基調講演を行なった米ヴイエムウェアのCOOのトッド・ニールセン氏

 続いて登壇した、米ヴイエムウェアのCOO(最高執行責任者)のトッド・ニールセン氏は、「From Virtualization to Cloud to “IT as a Service”」(仮想化からクラウドを経てIT as a Serviceへ)と題する講演を行なった。この講演タイトル自体が、同社の戦略を端的に表現しているといえるだろう。同氏は調査会社のデータとして「仮想マシンの数が物理マシンの数を上回った」ことを紹介し、すでに仮想化環境こそが標準となっているという状況にあると述べた。さらに別の調査では「全世界の仮想アプリケーションの84%がVMwareのプラットフォーム上で実行されている」というデータを紹介。VMwareがすでに「標準プラットフォームを提供する企業」になっていることを印象づけた。

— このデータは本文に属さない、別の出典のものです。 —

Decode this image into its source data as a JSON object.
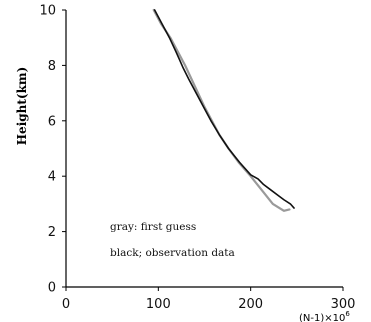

 その上で同氏は、「全世界のコンピューティングプラットフォームが数個の巨大なパブリッククラウドに集約され、誰もがそれを利用するようになる、と語る人もいるが、当社はそうは考えない」とし、企業が独自に構築するプライベートクラウドとパブリッククラウドの組み合わせによる「ハイブリッドクラウド」が現実的な解だと位置づけた。

仮想マシンの数が物理マシンを上回ったという調査

パブリッククラウドとプライベートクラウドを連携させたハイブリッドクラウド

 また、現在もなおクラウドの定義は固まっていない状況を踏まえ、同社の独自の見解として「クラウドコンピューティングが備える特性」について語った。効率性や俊敏性については既に共通認識となっていると見て良さそうだが、同氏が強調したのは「柔軟な選択肢」という点だ。これには、企業がすでに構築してきた既存のITインフラを捨て去ることを求めない「既存投資の保護」という側面と、特定のベンダーにロックインされない「オープンな相互運用性」という2つの意味がある。

同氏が考えるクラウドコンピューティングの特性

 同社のこれまでのビジネスが、企業ユーザーが社内で利用する仮想化基盤の提供を中核にしてきたことを考えれば、既存投資の保護とは、企業がすでに導入しているVMwareの仮想化プラットフォームをクラウド時代になっても継続して使い続けられるようにする、という宣言だと理解できる。そのためには、企業内に構築された仮想化基盤上に構築されるプライベートクラウド環境と外部のパブリッククラウド事業者が提供する環境とが分断されないためにもプライベートクラウドとの相互接続性が確保される必要がある。というわけで、同社の事業戦略から考えれば至極まっとうなメッセージであり、同社自身が仮想化技術からクラウド環境に向けてどういう道筋で進むべきかという点について揺るぎない方針が確立されたと受け止めるべきだろう。

 すでに大規模なパブリッククラウド事業者間ではユーザーの囲い込みに向けた攻勢が始まりつつあるように思われるが、その状況に対して企業ITインフラを支えるVMwareはどう対峙するのかという疑問に答えを提示した講演だった。